Novas emissões de ações ainda são possíveis. O financiamento por meio de ações contribuiu para aumentar o caixa e reduzir a dívida em 2026, enquanto o número médio ponderado de ações diluídas aumentou 66,7%. Um fluxo de caixa livre anual consistente reduziria a necessidade de captação de recursos por meio de novas emissões de ações.
A cobertura de posições vendidas pode ter contribuído para o impulso inicial, mas o movimento seguiu uma grande surpresa positiva nos resultados e um volume recorde de negociações, e não apenas o interesse em posições vendidas. O aumento de 70% no EBITDA deu à alta um catalisador fundamental mais forte do que uma compressão puramente especulativa.

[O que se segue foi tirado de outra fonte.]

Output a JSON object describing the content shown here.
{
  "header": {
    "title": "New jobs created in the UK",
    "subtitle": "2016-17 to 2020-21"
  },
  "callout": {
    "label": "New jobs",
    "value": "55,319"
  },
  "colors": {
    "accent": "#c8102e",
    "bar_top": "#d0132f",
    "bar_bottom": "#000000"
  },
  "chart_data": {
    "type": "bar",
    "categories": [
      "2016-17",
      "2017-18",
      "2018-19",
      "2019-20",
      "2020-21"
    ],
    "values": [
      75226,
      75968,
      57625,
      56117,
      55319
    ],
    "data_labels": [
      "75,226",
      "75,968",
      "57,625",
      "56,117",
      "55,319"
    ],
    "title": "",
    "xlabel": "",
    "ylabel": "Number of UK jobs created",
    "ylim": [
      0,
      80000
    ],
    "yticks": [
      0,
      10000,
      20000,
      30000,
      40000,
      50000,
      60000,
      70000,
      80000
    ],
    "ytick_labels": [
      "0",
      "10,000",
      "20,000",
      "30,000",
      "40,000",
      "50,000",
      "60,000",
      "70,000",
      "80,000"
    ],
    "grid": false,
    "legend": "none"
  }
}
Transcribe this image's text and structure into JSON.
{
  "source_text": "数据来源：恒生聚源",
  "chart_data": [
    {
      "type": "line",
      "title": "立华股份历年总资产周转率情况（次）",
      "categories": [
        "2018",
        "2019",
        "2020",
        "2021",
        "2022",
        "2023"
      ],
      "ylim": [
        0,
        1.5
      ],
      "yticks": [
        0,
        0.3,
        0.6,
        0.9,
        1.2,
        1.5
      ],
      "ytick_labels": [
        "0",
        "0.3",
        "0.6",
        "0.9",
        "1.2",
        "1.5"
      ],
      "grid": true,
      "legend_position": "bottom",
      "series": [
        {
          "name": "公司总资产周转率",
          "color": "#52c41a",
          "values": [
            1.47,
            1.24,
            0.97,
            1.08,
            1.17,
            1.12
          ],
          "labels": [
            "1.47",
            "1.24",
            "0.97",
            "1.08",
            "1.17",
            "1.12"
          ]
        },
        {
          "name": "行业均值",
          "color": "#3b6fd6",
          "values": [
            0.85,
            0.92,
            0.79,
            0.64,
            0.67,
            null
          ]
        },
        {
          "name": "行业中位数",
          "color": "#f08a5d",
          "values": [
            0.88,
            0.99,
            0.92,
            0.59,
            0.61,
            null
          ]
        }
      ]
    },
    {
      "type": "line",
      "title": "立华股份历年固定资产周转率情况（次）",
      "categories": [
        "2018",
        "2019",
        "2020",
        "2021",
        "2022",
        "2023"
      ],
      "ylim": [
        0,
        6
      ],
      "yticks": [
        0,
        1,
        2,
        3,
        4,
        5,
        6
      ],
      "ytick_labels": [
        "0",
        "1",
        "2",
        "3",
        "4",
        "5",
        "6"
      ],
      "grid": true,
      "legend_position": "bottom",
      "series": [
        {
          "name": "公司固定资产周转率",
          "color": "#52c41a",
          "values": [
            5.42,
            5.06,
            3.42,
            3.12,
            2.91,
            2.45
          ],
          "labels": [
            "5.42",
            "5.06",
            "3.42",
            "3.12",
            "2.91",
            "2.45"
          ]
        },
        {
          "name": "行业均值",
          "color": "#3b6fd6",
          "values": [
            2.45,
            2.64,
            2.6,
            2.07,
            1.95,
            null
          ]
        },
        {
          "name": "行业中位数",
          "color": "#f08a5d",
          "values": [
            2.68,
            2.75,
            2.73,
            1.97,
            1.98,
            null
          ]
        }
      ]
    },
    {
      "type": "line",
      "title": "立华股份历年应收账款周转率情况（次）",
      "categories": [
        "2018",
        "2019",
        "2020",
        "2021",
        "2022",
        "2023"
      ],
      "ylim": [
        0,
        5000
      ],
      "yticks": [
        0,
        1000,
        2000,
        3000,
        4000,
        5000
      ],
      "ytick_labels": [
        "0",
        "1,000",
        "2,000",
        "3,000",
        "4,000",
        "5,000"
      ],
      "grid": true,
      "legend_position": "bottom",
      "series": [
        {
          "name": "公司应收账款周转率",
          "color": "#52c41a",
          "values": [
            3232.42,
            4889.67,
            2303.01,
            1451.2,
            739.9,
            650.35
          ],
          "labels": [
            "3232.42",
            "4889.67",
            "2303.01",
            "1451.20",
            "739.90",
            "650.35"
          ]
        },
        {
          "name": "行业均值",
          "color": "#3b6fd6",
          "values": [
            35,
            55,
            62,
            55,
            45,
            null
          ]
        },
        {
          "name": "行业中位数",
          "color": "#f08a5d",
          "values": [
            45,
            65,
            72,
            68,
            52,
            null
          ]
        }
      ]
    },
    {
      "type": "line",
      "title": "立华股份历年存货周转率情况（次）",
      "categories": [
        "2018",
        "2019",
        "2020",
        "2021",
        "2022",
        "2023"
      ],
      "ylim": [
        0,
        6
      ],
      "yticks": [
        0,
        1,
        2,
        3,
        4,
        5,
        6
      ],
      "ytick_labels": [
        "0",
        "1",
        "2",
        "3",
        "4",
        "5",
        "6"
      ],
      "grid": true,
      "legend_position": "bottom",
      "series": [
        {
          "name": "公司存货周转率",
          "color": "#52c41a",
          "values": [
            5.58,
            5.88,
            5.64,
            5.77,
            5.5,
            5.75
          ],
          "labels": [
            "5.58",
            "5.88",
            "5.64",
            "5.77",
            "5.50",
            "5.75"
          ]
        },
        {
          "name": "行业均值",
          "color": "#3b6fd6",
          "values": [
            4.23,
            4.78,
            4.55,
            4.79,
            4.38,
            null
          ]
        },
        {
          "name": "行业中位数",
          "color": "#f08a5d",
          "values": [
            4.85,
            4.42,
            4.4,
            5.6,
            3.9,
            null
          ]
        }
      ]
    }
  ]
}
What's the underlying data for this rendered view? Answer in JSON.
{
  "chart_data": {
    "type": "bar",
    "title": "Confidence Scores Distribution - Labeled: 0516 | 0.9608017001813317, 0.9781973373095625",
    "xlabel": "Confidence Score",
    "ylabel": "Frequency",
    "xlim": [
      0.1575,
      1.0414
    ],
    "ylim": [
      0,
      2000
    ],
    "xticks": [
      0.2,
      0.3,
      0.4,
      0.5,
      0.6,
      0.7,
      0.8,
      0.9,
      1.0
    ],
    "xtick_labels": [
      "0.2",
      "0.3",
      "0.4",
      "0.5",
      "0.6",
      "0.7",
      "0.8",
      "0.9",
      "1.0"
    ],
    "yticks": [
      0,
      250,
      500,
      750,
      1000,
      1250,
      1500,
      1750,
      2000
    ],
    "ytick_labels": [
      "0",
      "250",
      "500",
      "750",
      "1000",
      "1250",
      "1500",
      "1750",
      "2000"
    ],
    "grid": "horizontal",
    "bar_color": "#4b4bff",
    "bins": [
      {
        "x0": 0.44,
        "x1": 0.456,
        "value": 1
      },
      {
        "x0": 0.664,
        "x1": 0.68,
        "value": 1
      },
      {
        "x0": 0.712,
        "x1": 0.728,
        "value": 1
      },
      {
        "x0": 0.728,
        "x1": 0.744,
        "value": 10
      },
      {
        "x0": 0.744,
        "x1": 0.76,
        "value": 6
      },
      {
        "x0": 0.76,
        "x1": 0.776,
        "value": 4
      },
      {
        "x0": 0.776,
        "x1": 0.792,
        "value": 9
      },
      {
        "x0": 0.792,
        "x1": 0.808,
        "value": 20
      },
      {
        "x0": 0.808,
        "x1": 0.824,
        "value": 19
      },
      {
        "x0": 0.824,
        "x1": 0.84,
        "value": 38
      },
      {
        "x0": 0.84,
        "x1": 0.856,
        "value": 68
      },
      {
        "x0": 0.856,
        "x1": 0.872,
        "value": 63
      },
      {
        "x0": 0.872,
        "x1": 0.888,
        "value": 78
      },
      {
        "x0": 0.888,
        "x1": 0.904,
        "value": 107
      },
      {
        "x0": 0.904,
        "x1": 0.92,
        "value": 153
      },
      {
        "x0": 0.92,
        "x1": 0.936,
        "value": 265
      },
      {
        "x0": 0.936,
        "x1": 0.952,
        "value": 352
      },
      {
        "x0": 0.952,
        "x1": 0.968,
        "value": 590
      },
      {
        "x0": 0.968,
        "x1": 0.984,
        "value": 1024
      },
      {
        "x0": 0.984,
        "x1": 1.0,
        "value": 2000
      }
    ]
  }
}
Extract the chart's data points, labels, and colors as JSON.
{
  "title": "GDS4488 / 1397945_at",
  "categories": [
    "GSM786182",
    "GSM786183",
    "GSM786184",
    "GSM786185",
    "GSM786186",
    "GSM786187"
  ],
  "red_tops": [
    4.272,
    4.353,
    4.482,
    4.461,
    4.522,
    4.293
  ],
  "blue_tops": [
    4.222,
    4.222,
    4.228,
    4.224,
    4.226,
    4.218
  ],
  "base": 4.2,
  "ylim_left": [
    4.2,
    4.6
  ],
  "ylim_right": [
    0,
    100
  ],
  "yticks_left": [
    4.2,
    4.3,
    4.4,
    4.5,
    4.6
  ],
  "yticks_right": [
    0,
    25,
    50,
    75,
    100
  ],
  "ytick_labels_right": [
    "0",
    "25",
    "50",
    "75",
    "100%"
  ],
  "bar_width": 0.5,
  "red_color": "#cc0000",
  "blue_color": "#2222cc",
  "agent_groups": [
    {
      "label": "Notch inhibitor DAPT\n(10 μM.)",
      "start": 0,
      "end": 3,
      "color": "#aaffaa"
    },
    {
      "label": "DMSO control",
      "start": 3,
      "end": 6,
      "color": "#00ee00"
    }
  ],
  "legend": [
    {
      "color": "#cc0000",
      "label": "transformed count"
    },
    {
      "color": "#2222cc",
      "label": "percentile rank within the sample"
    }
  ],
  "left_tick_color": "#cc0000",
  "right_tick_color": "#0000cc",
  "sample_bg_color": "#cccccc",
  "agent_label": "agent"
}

Os resultados do terceiro trimestre serão avaliados pela manutenção da margem EBITDA ajustada próxima a 20%, pela continuidade do fluxo de caixa livre positivo no acumulado do ano e pela estabilização do número de ações em circulação. Esses números demonstrarão se o segundo trimestre foi mais do que apenas um trimestre forte isolado. O próximo indicador importante das ações da AMC é o fluxo de caixa por ação.